So, this post has been brewing for a few days, but it’s a hard one to write. Plus, I don’t want to sound like I’m having a pity party, but that’s kind of what it feels like some days. See, I’m back in the hospital again…today is two years from when I came to the hospital and was put on a ventilator. This episode has been minor in comparison, but the scary thing this time is that I’m 35 weeks pregnant.
Two years ago, I didn’t know if I’d wake up again. They predicted a rather low survival rate, and no one knew if I’d come off the ventilator alive or not. My prayer at the time, however, was not for my own life. I prayed earnestly for the right influences in the lives of my two boys, and for the healing of the hearts of the people that would be affected. I prayed so hard that the anesthesiologist had a hard time knocking me out.

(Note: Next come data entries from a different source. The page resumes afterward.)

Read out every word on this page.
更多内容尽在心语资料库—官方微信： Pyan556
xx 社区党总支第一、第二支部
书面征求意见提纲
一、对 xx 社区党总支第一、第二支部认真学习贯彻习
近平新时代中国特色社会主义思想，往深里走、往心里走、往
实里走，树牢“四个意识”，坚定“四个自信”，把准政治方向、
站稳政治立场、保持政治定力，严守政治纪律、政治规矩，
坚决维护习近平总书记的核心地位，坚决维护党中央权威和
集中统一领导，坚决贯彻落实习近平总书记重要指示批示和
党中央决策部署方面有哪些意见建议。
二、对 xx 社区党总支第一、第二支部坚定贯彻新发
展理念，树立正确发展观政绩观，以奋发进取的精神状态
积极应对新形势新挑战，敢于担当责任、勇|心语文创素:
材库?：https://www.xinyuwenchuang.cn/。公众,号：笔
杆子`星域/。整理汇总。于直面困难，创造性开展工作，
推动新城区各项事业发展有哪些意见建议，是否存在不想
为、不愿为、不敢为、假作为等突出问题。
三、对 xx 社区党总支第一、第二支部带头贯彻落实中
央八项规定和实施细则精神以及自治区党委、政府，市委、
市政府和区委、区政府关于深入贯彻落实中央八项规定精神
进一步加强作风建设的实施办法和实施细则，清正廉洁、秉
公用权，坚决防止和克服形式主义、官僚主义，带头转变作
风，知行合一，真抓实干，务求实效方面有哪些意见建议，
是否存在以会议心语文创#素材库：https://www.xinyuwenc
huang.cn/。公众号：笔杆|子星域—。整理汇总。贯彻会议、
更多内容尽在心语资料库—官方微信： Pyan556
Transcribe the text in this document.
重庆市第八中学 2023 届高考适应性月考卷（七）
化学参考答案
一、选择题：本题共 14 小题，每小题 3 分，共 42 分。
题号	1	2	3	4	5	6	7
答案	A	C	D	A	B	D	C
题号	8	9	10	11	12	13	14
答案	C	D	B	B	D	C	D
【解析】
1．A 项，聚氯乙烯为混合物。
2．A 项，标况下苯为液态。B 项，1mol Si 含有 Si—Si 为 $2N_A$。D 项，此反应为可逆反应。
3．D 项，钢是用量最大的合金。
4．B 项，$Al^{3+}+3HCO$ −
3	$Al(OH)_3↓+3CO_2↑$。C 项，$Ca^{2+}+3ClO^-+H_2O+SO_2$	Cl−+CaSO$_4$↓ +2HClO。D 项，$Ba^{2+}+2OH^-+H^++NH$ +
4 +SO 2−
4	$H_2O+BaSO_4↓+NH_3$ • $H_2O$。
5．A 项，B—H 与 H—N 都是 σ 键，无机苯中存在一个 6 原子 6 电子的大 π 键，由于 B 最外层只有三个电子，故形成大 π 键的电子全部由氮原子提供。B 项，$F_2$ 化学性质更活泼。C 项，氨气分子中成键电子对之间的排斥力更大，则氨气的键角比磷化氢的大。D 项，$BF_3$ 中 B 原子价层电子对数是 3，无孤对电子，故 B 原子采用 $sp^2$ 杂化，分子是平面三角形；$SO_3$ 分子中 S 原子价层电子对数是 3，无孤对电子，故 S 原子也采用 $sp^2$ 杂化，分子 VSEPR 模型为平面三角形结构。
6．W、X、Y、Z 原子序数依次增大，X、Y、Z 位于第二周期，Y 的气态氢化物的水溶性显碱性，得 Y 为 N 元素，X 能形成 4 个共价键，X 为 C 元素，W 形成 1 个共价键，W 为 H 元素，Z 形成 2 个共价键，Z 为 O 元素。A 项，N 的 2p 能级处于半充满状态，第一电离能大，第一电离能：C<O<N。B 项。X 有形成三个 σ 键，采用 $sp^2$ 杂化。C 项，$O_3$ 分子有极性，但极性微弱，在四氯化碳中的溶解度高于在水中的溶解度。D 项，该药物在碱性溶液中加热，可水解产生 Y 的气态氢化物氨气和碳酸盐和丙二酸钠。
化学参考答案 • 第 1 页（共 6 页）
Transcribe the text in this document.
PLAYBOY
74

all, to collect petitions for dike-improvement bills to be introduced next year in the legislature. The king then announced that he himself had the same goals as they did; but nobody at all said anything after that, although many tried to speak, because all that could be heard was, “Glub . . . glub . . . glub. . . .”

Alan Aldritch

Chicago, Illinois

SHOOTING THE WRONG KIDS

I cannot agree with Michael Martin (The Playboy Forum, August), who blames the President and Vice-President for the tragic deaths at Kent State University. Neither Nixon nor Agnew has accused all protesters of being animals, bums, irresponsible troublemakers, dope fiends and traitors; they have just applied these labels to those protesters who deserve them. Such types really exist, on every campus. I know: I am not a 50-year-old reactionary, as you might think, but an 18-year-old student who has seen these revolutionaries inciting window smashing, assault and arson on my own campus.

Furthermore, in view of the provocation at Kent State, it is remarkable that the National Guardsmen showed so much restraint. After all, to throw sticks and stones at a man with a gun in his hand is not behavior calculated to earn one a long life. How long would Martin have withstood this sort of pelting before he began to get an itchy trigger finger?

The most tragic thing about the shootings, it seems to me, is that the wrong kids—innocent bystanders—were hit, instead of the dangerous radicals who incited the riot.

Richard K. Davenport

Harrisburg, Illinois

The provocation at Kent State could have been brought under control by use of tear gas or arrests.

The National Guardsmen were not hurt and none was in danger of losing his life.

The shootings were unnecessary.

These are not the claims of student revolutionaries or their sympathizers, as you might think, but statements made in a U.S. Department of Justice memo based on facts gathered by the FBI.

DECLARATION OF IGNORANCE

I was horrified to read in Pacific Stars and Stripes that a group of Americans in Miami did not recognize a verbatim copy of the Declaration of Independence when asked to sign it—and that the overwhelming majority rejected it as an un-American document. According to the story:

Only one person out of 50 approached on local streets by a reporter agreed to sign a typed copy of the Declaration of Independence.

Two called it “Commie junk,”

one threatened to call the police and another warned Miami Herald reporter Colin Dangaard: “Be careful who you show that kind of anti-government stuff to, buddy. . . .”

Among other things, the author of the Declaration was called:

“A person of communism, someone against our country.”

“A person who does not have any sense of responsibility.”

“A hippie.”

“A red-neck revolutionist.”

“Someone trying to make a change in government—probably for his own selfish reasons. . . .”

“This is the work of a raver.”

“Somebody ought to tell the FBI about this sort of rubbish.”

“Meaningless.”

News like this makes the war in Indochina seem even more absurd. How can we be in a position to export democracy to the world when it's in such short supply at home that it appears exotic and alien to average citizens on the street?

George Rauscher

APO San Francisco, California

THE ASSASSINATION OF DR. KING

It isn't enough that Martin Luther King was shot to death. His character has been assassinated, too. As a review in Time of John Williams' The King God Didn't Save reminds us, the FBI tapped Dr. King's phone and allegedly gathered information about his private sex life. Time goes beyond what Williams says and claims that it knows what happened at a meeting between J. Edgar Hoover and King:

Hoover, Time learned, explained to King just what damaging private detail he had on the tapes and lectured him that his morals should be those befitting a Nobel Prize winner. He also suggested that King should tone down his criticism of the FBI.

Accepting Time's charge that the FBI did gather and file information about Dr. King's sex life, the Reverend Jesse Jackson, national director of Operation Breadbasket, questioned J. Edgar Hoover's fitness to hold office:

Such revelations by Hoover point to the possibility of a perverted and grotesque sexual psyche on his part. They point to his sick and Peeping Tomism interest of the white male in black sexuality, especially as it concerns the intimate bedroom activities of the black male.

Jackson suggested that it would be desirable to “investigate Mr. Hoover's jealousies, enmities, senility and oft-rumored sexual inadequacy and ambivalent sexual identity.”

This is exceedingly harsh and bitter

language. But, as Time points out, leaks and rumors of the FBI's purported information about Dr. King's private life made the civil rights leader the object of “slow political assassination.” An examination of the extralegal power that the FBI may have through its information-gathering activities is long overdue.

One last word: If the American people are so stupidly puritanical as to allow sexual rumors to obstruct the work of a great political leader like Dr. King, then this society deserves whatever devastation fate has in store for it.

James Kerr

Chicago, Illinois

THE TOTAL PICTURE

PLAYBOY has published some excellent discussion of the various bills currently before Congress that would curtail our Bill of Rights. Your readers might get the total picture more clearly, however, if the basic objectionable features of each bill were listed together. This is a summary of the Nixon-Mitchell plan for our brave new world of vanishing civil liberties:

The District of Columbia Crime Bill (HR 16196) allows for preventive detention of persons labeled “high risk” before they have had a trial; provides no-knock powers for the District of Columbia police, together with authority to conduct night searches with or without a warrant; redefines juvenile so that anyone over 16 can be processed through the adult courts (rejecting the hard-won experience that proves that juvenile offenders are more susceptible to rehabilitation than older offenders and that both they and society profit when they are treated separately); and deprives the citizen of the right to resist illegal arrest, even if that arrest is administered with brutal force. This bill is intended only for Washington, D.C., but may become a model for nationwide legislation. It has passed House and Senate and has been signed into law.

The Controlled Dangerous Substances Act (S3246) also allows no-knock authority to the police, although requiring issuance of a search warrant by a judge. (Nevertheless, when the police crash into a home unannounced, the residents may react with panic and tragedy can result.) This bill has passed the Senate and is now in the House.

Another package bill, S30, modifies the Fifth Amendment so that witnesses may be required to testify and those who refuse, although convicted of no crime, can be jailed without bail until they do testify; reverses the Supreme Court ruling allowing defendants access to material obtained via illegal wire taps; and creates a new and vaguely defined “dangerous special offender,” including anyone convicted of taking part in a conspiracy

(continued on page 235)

I was comfortable with the thought of the end of my life…no doubt, I have two sweet boys that I don’t want to leave behind, but I know where I’m spending eternity, and that gave me hope.
This year, there was no concern about my survival, and only minimal concern about the baby…and that concern mainly centered on the possibility of an early delivery. (She’s still happily cooking where she belongs!) But something weird happened this time, and it stings more than I care to admit. Life just kept going, without me. This sounds terribly selfish, in my head, on paper, when I say it out loud. Of course life goes on without me, and I don’t truly want to be the center of the universe or anything, but it doesn’t even feel like there was a hiccup. Work carried on, the kids went to their dad’s, home continued to operate, and I didn’t have a hand in any of it.
The last two hospital stays that I got to experience included quite a few visitors, and my Mom was here. And convincing a mom to leave the bedside of her sick kid is impossible. So, I never faced the doctors, or the tests, or fears of those big words alone. This time, however, in the midst of the holidays and the busyness of life, I’ve faced the majority of it alone. And I feel so torn by all of it. I want to say it is peaceful to know that life goes on without me – that the influence I have is real and present and that those people I love can also survive without me. I want to feel like facing these last few days has made me brave, because I did it with very little hand holding. But the truth is, I have felt completely abandoned, easily forgotten, and deeply afraid. I feel useless, and helpless, and very, very small.
So, because I can’t ever just stop there, and I have to find something good, and a lesson, and I want to grow into a better person because of these things, I keep asking what to do with this? What have I gained? What have I learned? And honestly, I don’t know. I have realized why it is important to spend time with the people we love, to let them know they are important and wanted. I am thankful for the time the boys and I spent volunteering in a nursing home, and I hope that we helped someone feel important by being there. And maybe that’s the big thing, we all need to know we are loved and wanted, and that it has nothing to do with whether we can cook and clean, are healthy or sick, or how we look.
So, what am I doing to help the people around me know that I love them, for them, and not based on their performance, their health, or their abilities? How am I helping the people around me feel important in the day to day busyness of this crazy life?